1. An enhancement of promoted release of gamma-aminobutyric acid (GABA) and a change in GABA-metabolism have been suggested as mechanisms of action of gabapentin. Vigabatrin is supposed to act mainly via inhibition of GABA-transaminase but it also interferes with GABA-release and GABA-uptake. On the basis of these mechanisms of action, a pharmacodynamic interaction of the two antiepileptic drugs could be supposed which might be of relevance in the sense of a rational polypharmacy. 2. To address the aforementioned hypothesis, experiments were carried out on hippocampal slices (n=107) of guinea-pigs (n=70). Epileptiform field potentials (e.f.p.) were induced by omission of magnesium from the bath solution and recorded in the stratum pyramidale of the CA3 region. Gabapentin (30-600 microM; 5.1-102.72 microg ml(-1)), vigabatrin (50-200 microM, 6.45-25.8 microg ml(-1)) and the GABA(A)-receptor antagonist bicuculline (100 microM) were added to the bath solution for 3 h. 3. Gabapentin, in concentrations up to 600 microM, failed to decrease the repetition rate or duration of e.f.p. (n=19).

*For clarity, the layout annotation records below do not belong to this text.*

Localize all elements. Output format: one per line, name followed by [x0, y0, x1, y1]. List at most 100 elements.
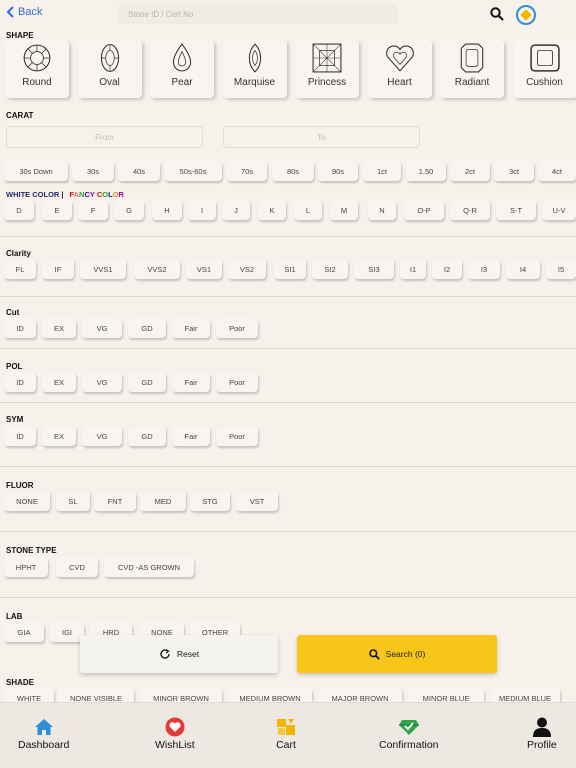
reset-button[interactable]: Reset	[80, 635, 278, 673]
sym-chip-fair[interactable]: Fair	[172, 426, 210, 446]
fluor-chip-fnt[interactable]: FNT	[94, 491, 136, 511]
color-chip-l[interactable]: L	[294, 200, 322, 220]
shape-round[interactable]: Round	[5, 40, 69, 98]
shape-pear[interactable]: Pear	[150, 40, 214, 98]
search-icon	[368, 648, 380, 660]
color-chip-h[interactable]: H	[152, 200, 182, 220]
clarity-chip-si3[interactable]: SI3	[354, 259, 394, 279]
sym-chip-vg[interactable]: VG	[82, 426, 122, 446]
clarity-chip-i3[interactable]: I3	[468, 259, 500, 279]
shape-marquise[interactable]: Marquise	[222, 40, 287, 98]
cut-chip-id[interactable]: ID	[4, 318, 36, 338]
lab-chip-gia[interactable]: GIA	[4, 622, 44, 642]
clarity-chip-si2[interactable]: SI2	[312, 259, 348, 279]
sym-chip-ex[interactable]: EX	[42, 426, 76, 446]
color-chip-i[interactable]: I	[188, 200, 216, 220]
color-chip-g[interactable]: G	[114, 200, 144, 220]
color-chip-e[interactable]: E	[42, 200, 72, 220]
carat-title: CARAT	[6, 111, 34, 120]
stone-type-chip-cvd[interactable]: CVD	[56, 557, 98, 577]
fancy-color-tab[interactable]: FANCY COLOR	[69, 190, 124, 199]
carat-chip-80s[interactable]: 80s	[272, 161, 314, 181]
white-color-tab[interactable]: WHITE COLOR	[6, 190, 59, 199]
cut-chip-ex[interactable]: EX	[42, 318, 76, 338]
heart-icon	[165, 717, 185, 737]
shape-princess[interactable]: Princess	[295, 40, 359, 98]
search-icon[interactable]	[490, 7, 504, 21]
shape-radiant[interactable]: Radiant	[440, 40, 504, 98]
cut-chip-vg[interactable]: VG	[82, 318, 122, 338]
carat-chip-4ct[interactable]: 4ct	[538, 161, 576, 181]
cut-chip-fair[interactable]: Fair	[172, 318, 210, 338]
shade-title: SHADE	[6, 678, 35, 687]
shape-heart[interactable]: Heart	[367, 40, 432, 98]
fluor-chip-med[interactable]: MED	[140, 491, 186, 511]
clarity-chip-vs1[interactable]: VS1	[186, 259, 222, 279]
nav-dashboard[interactable]: Dashboard	[18, 717, 69, 751]
carat-chip-1-50[interactable]: 1.50	[406, 161, 446, 181]
clarity-chip-si1[interactable]: SI1	[274, 259, 306, 279]
sym-chip-id[interactable]: ID	[4, 426, 36, 446]
color-chip-s-t[interactable]: S-T	[496, 200, 536, 220]
pol-chip-fair[interactable]: Fair	[172, 372, 210, 392]
fluor-chip-stg[interactable]: STG	[190, 491, 230, 511]
stone-type-chip-cvd-as-grown[interactable]: CVD -AS GROWN	[104, 557, 194, 577]
color-chip-k[interactable]: K	[258, 200, 286, 220]
carat-from-input[interactable]: From	[6, 126, 203, 148]
clarity-chip-if[interactable]: IF	[42, 259, 74, 279]
fluor-chip-vst[interactable]: VST	[236, 491, 278, 511]
search-button[interactable]: Search (0)	[297, 635, 497, 673]
stone-type-chip-hpht[interactable]: HPHT	[4, 557, 48, 577]
shape-cushion[interactable]: Cushion	[512, 40, 576, 98]
pol-chip-poor[interactable]: Poor	[216, 372, 258, 392]
color-chip-q-r[interactable]: Q-R	[450, 200, 490, 220]
nav-profile[interactable]: Profile	[527, 717, 557, 751]
fluor-chip-sl[interactable]: SL	[56, 491, 90, 511]
clarity-chip-i2[interactable]: I2	[432, 259, 462, 279]
stone-search-input[interactable]: Stone ID / Cert No	[118, 4, 398, 24]
pol-chip-ex[interactable]: EX	[42, 372, 76, 392]
color-chip-u-v[interactable]: U-V	[542, 200, 576, 220]
clarity-chip-i5[interactable]: I5	[546, 259, 576, 279]
carat-chip-50s-60s[interactable]: 50s-60s	[164, 161, 222, 181]
carat-chip-30s-down[interactable]: 30s Down	[4, 161, 68, 181]
back-button[interactable]: Back	[6, 6, 42, 18]
brand-logo-icon[interactable]	[516, 5, 536, 25]
shape-label: Marquise	[233, 77, 276, 88]
divider	[0, 597, 576, 598]
clarity-chip-i1[interactable]: I1	[400, 259, 426, 279]
sym-chip-gd[interactable]: GD	[128, 426, 166, 446]
cut-chip-poor[interactable]: Poor	[216, 318, 258, 338]
carat-chip-40s[interactable]: 40s	[118, 161, 160, 181]
carat-chip-3ct[interactable]: 3ct	[494, 161, 534, 181]
carat-chip-70s[interactable]: 70s	[227, 161, 267, 181]
color-chip-m[interactable]: M	[330, 200, 358, 220]
carat-chip-30s[interactable]: 30s	[72, 161, 114, 181]
color-chip-n[interactable]: N	[368, 200, 396, 220]
nav-wishlist[interactable]: WishList	[155, 717, 195, 751]
color-chip-f[interactable]: F	[78, 200, 108, 220]
clarity-chip-i4[interactable]: I4	[506, 259, 540, 279]
clarity-chip-vvs2[interactable]: VVS2	[134, 259, 180, 279]
shape-oval[interactable]: Oval	[77, 40, 142, 98]
chevron-left-icon	[6, 6, 14, 18]
color-chip-o-p[interactable]: O-P	[404, 200, 444, 220]
nav-confirmation[interactable]: Confirmation	[379, 717, 439, 751]
fluor-chip-none[interactable]: NONE	[4, 491, 50, 511]
carat-chip-90s[interactable]: 90s	[318, 161, 358, 181]
clarity-chip-fl[interactable]: FL	[4, 259, 36, 279]
pol-chip-gd[interactable]: GD	[128, 372, 166, 392]
sym-chip-poor[interactable]: Poor	[216, 426, 258, 446]
color-chip-j[interactable]: J	[222, 200, 250, 220]
color-chip-d[interactable]: D	[4, 200, 34, 220]
pol-chip-vg[interactable]: VG	[82, 372, 122, 392]
carat-chip-2ct[interactable]: 2ct	[450, 161, 490, 181]
pol-chip-id[interactable]: ID	[4, 372, 36, 392]
lab-chip-igi[interactable]: IGI	[50, 622, 84, 642]
clarity-chip-vvs1[interactable]: VVS1	[80, 259, 126, 279]
carat-chip-1ct[interactable]: 1ct	[363, 161, 401, 181]
nav-cart[interactable]: Cart	[276, 717, 296, 751]
clarity-chip-vs2[interactable]: VS2	[228, 259, 266, 279]
carat-to-input[interactable]: To	[223, 126, 420, 148]
cut-chip-gd[interactable]: GD	[128, 318, 166, 338]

However, vigabatrin, evoked a dose-dependent reduction of the repetition rate of e.f.p. For a concentration of 100 microM (12.9 microg ml(-1)) there was a reduction down to 48+/-5% (mean+/-s.e.mean) of the initial value within 3 h (n=11). With simultaneous administration of vigabatrin (100 microM) and gabapentin (60 microM) for 3 h (n=15), the repetition rate of e.f.p. decreased down to 8+/-3%, which is significantly different from the values obtained after administration of 100 microM vigabatrin alone (P<0.0001). Both, the antiepileptic effect of vigabatrin alone and the enhancement by gabapentin were blocked by the GABA(A)-receptor antagonist bicuculline (100 microM, n=16). 4. These results demonstrate that gabapentin is able to augment the antiepileptic effects of vigabatrin significantly. It is possible that a change in the GABA-release machinery is induced by vigabatrin which then can be augmented by gabapentin.